The S&P 500 hit 13.4% profit margins in Q1. True conservatives understand what this means. The left, predictably, does not.
By Tuck Chimes | Senior Correspondent
NEW HAVEN — I was sitting in my study — the one with the Yale pennant, the one my advisor helped me decorate in 2003, the one where serious thinking happens — when the numbers crossed my desk. Thirteen point four percent. Profit margins. For the S&P 500. In the first quarter of 2026.
I set down my coffee. I looked at the wall. I said, aloud, to no one in particular: “They will not cover this.”
And I was right.
Corporate America has just delivered one of the most robust earnings seasons in modern economic history. Eighty-four percent of reporting companies beat their EPS estimates. The magnitude of those beats averaged 12.3%, well above the five-year average. Cisco Systems — a company I have followed since my days at Yale, when I wrote a paper on their supply chain management that my professor called “ambitious” — reported double-digit top and bottom-line growth that exceeded its own guidance. This is not speculation. This is not hope. This is the market speaking, and the market, as any conservative understands, does not lie.

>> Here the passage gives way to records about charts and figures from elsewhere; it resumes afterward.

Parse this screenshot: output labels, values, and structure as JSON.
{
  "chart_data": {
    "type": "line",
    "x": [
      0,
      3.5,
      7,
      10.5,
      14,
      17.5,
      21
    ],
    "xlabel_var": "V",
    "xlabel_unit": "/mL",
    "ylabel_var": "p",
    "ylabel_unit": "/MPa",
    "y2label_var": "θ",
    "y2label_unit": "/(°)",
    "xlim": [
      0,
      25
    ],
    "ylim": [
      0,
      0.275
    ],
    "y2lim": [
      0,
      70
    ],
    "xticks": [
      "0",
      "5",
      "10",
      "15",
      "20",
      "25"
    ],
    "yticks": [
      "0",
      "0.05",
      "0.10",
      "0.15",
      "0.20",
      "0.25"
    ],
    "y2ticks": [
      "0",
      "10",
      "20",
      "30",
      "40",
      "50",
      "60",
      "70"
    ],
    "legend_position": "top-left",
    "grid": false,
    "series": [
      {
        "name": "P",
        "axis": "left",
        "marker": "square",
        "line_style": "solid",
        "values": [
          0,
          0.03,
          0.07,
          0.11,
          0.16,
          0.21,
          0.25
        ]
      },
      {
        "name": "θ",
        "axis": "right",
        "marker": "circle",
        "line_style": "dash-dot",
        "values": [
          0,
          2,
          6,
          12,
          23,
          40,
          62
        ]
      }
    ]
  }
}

The left, of course, is silent.
Where are the headlines? Where are the acknowledgments that the policies championed by this administration — policies I have defended, policies the courts have now vindicated — are producing the kind of prosperity that only free enterprise, properly unleashed, can generate? Just last week, the Court of International Trade ruled the President’s tariff regime unlawful, a decision I celebrated as a conservative victory for judicial restraint and the rule of law. The appeals court has paused that decision, which is also correct, because legal processes must be respected, and in the meantime, the tariffs remain in effect, which is also correct, because policy continuity matters.
These are not contradictions. These are layers of conservative principle, operating in concert.
The record margins prove it. When government gets out of the way — or, in this case, when government imposes carefully calibrated tariffs that are simultaneously being challenged and upheld by different branches of the judiciary — the private sector responds with innovation, efficiency, and profitability. Cisco did not post those numbers by accident. They posted them because the environment for American business has never been more favorable, or possibly more complex, which is the same thing if you understand markets the way I do.
I called my old economics advisor at Yale. He did not answer — he is retired, and his hearing is not what it was — but I left a message. I said: “The margins are in. You were right about everything.” This is true. He was right about everything. He was right about tariffs in 2018, right about their reversal in 2026, and right about the underlying continuity of conservative economic thought, which is that whatever is happening is, by definition, what should be happening, provided it is happening to American corporations.
The Federal Reserve, in its wisdom, has held rates steady. This is correct. Inflation is elevated — the Cleveland Fed projects 4.2% for May — but true conservatives understand that temporary price pressures are the cost of long-term prosperity. The left wants instant gratification. The left wants stimulus checks and debt forgiveness and handouts for people who did not attend Yale. The conservative understands that 13.4% margins are the reward for patience, discipline, and the willingness to accept that some prices will rise while others, eventually, might not.
Cisco understands this. The S&P 500 understands this. I understand this.
The left will say these margins come at the expense of workers. The left will say that record profitability during a period of elevated inflation suggests something structurally amiss. The left will say that celebrating 13.4% margins while the Court of International Trade and the appeals court offer contradictory guidance on the same tariff policy indicates not “layers of principle” but “incoherence.”
The left is wrong. The left is always wrong. That is why they are silent.
I have asked my research assistant — a young man from Dartmouth, unfortunately, but competent — to prepare a chart comparing these margins to historical averages. He tells me they are unprecedented. I tell him I know. He tells me the data suggests a correlation with pricing power rather than productivity. I tell him to check the chart again. He tells me he has. I tell him to check it a third time, with conservative assumptions. He is checking it now.
The point is this: Corporate America has spoken. The numbers are in. The margins are record-breaking. The left has nothing to say because there is nothing to say against prosperity, properly understood.
True conservatives understand this. True conservatives understand that judicial restraint and tariff enforcement are not opposites but complements, like fiscal responsibility and defense spending, or states’ rights and federal intervention, or my support for free trade in 2019 and my support for tariffs in 2024 and my support for the court that struck them down in 2026.
These are not contradictions. These are evolutions.
The market agrees. The margins agree. My advisor, when he returns my call, will agree.
The left will remain silent. As they should.
EDITOR’S NOTE: Where to begin? Mr. Chimes’s May 11 column celebrated the Court of International Trade’s ruling that the President’s tariff regime was unlawful, calling it “a conservative victory for judicial restraint.” Now he celebrates the same tariffs — which remain in effect pending appeal — as the driver of record corporate profitability. He has not addressed this contradiction, and has not returned our emails.